The author provides a systematic legal analysis of wagers, time‑bargains, lotteries, and the regulation of betting, reviewing statutory provisions, judicial decisions, and doctrinal definitions to clarify when gambling transactions are void or enforceable. Chapters examine common-law principles and statutes governing gaming instruments, the legal status of betting houses and clubs, the treatment of agents and intermediaries, and the consequences of illegal consideration for negotiable instruments. The text analyzes recent case law, explores practical distinctions between lawful and unlawful betting practices, proposes definitions for wager and lottery, and discusses policy tensions in enforcement and legislative reform.

APPENDIX C.

Since the observations on page 34 were written, the case of Carlill v. The Smoke Ball Company (see daily papers, 5th July, 1892) has been decided by Hawkins, J. The case can only be very shortly noticed here. The contract was that the Defendants would, if any person after having used their smoke ball for a given time should contract an attack of influenza, pay such persons £100. The Defendants contended that this was a wager contract. If tested by the light of the criteria suggested at page 34, it would seem to be far removed from a wager. The consideration received by the Defendants was the exploitation and experimenting by the Plaintiff of their smoke ball; and it was only after that had become an accomplished fact—a certainty—that they came under their conditional liability to the Plaintiffs. The learned Judge enters into a discussion of the essentials of a wager contract, on which the following observations may with deference be suggested:—(1) The backing or expressing of an opinion is not essential, as suggested at page 34. The man who is party to a wager selects a chance: an unknown or uncertain event in which he is to receive payment.

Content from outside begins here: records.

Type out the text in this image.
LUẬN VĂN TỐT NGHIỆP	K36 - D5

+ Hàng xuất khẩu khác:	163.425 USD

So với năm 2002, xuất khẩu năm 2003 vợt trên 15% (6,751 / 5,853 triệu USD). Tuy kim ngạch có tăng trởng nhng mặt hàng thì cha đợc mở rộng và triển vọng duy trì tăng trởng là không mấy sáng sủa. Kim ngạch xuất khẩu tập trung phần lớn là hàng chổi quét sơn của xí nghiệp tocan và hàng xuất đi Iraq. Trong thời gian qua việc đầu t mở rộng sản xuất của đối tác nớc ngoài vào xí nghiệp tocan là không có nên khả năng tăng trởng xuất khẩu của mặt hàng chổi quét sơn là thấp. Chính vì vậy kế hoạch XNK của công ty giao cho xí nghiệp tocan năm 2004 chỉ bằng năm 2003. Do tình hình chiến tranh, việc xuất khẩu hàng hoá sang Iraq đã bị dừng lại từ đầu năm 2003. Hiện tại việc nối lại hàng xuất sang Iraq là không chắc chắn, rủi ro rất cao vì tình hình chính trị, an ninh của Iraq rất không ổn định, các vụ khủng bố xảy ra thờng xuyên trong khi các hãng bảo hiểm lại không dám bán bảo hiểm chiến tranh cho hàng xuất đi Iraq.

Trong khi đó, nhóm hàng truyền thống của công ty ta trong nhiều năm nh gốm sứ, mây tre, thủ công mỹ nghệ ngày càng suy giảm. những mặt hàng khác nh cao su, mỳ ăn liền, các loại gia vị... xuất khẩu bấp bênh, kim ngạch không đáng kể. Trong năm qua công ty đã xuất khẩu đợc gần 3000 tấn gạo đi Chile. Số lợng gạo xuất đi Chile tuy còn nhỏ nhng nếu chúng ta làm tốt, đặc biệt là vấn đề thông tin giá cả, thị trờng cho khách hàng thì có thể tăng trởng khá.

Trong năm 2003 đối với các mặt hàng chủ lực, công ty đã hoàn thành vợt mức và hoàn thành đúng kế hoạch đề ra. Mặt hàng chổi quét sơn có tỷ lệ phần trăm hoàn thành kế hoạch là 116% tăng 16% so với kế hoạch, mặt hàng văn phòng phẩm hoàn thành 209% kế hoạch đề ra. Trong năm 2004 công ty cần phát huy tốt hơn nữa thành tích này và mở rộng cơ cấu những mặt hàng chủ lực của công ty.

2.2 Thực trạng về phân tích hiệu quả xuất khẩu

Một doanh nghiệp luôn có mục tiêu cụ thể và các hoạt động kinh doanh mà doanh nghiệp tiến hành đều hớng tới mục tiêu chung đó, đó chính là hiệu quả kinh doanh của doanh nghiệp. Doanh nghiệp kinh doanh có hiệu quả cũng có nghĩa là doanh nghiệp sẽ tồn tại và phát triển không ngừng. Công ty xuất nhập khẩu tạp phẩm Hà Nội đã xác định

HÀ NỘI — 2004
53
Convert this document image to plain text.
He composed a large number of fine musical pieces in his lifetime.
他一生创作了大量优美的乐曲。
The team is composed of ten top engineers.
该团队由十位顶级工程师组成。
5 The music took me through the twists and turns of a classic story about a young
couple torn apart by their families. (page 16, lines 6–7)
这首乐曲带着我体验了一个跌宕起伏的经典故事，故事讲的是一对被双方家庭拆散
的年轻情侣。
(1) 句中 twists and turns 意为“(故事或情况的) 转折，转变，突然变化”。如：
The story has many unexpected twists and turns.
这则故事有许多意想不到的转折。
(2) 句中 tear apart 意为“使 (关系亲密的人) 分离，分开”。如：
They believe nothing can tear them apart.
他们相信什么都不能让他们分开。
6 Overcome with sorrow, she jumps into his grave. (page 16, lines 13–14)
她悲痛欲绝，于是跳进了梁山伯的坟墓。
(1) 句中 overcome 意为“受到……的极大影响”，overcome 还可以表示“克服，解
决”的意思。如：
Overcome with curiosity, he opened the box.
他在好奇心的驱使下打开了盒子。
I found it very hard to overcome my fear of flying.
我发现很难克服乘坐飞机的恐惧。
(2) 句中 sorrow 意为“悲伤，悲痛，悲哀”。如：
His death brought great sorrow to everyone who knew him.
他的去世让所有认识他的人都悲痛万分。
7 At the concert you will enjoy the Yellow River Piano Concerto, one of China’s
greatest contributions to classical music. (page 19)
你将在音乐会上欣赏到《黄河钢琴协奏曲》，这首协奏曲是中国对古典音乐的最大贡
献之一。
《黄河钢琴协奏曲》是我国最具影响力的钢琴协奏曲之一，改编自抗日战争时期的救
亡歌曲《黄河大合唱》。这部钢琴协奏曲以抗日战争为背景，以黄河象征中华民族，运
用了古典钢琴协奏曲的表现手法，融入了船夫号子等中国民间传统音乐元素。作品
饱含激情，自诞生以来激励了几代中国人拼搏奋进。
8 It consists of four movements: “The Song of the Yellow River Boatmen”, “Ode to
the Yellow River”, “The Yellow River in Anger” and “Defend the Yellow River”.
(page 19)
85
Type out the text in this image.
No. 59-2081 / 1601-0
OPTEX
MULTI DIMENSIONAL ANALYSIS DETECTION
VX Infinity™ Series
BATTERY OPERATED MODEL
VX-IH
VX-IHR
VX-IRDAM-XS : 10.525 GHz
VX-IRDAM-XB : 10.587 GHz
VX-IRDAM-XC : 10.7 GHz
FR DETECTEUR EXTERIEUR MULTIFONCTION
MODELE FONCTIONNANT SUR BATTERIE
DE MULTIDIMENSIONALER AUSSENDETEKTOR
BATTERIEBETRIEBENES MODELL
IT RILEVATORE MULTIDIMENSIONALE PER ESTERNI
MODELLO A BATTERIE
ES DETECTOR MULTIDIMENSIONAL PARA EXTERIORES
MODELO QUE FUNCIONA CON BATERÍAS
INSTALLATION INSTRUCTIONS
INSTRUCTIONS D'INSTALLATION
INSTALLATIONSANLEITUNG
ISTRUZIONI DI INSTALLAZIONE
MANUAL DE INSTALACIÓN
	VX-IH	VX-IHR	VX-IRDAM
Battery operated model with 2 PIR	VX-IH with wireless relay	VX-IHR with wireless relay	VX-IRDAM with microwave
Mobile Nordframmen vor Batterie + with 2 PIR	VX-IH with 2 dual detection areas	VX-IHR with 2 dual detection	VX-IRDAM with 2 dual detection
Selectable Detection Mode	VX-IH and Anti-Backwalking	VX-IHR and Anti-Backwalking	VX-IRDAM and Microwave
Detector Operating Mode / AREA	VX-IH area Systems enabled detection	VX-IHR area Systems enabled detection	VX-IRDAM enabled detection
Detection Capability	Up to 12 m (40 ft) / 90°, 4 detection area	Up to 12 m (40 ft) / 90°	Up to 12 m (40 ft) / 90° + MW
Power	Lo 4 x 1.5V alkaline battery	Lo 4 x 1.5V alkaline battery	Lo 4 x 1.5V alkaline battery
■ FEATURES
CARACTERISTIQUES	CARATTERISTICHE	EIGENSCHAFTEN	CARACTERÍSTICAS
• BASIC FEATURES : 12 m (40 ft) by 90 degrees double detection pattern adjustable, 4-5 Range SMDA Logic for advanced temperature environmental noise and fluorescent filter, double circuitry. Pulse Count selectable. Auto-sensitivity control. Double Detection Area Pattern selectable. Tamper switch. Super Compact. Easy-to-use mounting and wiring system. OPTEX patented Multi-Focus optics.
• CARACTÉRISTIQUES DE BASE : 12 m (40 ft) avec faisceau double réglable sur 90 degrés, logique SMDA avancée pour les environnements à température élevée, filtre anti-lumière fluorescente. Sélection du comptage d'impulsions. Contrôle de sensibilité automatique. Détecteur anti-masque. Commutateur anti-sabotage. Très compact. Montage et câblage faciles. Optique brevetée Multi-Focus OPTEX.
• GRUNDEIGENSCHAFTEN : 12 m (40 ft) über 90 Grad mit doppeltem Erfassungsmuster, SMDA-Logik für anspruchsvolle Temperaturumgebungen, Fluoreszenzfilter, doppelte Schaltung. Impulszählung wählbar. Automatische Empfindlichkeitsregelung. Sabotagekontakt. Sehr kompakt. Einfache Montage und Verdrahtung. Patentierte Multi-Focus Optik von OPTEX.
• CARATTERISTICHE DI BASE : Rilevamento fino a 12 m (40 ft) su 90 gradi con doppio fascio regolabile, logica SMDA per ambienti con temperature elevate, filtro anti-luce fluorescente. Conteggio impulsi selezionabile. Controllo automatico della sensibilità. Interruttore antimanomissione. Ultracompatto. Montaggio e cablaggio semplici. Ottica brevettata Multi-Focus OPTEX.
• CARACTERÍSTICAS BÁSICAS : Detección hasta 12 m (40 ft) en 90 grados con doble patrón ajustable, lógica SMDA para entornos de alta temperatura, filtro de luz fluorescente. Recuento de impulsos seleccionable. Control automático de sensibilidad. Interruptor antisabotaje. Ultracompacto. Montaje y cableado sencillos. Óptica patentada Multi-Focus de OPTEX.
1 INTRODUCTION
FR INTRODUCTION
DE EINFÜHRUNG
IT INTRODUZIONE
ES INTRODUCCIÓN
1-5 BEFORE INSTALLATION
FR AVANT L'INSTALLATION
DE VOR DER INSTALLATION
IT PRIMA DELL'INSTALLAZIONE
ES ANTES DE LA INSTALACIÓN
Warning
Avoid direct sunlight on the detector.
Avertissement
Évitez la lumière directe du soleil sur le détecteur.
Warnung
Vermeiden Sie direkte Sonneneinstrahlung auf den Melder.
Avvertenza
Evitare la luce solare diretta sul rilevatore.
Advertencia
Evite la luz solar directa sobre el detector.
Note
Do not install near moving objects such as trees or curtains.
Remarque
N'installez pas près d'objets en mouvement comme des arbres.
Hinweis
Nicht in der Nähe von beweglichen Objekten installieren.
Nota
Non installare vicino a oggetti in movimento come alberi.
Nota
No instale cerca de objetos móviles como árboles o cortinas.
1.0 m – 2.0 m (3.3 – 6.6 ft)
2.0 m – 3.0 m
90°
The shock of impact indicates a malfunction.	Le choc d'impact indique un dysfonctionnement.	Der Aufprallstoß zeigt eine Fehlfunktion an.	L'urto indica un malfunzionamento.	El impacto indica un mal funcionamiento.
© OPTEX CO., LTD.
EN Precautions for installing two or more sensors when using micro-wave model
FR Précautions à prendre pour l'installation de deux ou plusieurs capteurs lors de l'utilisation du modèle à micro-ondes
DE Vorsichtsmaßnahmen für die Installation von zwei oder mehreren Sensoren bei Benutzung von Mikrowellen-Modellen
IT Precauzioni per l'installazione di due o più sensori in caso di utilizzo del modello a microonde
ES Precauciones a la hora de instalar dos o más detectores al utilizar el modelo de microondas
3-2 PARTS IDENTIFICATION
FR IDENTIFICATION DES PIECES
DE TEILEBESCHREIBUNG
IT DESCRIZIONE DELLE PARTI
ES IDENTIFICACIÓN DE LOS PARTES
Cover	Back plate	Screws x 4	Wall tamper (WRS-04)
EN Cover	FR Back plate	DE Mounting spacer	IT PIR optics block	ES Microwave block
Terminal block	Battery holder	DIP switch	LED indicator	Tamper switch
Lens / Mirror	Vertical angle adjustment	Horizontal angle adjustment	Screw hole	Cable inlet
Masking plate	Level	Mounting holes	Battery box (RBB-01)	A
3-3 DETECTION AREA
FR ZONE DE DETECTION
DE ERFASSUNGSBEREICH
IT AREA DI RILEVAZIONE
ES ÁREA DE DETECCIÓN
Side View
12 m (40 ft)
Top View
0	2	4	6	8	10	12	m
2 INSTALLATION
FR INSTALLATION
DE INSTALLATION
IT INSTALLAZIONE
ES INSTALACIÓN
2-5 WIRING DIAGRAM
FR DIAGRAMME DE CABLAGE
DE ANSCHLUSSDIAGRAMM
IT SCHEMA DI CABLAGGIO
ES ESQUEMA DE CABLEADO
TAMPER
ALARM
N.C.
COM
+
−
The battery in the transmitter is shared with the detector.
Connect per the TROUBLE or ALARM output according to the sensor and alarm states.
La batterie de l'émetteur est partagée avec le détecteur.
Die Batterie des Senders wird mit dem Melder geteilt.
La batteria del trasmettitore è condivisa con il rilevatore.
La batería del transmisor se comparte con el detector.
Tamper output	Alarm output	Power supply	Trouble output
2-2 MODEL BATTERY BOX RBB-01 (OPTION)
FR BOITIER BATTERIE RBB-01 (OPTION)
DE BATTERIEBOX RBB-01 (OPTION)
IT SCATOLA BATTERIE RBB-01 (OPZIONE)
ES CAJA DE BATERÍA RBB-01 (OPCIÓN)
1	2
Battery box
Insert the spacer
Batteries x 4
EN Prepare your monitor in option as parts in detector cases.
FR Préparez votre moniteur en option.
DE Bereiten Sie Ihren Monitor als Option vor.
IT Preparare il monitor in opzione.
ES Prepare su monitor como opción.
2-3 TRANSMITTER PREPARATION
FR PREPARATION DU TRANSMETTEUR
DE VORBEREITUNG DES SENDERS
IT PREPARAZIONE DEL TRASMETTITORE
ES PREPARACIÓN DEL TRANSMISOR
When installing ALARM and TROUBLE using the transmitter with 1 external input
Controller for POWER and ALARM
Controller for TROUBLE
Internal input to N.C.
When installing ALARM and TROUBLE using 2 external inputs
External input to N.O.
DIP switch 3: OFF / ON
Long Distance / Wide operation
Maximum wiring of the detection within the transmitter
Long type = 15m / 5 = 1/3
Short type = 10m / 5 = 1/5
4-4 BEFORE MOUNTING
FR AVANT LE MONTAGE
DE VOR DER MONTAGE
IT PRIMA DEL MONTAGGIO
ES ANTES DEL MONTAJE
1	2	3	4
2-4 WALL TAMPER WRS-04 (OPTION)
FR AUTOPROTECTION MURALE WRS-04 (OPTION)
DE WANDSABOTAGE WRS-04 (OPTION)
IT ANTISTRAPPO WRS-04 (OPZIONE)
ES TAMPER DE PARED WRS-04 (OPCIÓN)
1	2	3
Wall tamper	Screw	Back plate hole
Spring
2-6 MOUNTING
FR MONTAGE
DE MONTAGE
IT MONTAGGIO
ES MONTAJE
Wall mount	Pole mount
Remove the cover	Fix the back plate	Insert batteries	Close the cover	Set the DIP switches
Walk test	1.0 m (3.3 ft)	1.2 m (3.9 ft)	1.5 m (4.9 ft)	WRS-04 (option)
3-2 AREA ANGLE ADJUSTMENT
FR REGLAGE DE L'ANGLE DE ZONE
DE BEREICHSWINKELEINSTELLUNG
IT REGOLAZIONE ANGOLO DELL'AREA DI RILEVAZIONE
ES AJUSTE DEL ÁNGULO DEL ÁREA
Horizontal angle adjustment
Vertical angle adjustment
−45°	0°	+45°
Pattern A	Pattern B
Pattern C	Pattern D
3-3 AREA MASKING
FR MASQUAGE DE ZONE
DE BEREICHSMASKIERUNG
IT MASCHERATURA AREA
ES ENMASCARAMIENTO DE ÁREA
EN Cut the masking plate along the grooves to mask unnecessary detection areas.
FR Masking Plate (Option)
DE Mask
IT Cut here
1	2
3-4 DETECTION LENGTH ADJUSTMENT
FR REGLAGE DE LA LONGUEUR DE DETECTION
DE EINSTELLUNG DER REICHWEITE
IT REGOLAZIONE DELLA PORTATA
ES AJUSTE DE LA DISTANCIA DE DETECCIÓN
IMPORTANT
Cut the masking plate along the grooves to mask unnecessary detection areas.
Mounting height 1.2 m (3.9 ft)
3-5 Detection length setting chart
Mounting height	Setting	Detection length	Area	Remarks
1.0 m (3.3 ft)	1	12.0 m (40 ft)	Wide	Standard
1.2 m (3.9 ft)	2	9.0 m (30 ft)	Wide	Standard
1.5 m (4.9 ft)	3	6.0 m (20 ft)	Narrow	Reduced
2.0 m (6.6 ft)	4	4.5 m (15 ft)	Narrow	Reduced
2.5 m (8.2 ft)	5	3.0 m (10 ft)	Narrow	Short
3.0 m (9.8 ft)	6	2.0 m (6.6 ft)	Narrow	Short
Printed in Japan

(2) A wager involves the selection of more than one event, otherwise the essential of mutuality is lost. Each party selects the event, positive or negative, on which he is to be paid by the other. A backs a horse with B; B of course may select the negative event that A’s horse will not win, or what is the ordinary contract of “the layer,” he merely backs the field, i.e., all the other horses but A’s horse. It is quite possible in the latter case that both events may happen, e.g., A’s horse may run a dead heat with one of the field. The rule here is that each party whose horse runs a dead heat wins half his stake, or in other words the money is put together and evenly divided. If A backed the horse at evens the bet is practically off; if he backed it at 5 to 1 he wins £2. A walk over of course counts as a win to the party whose horse walks over.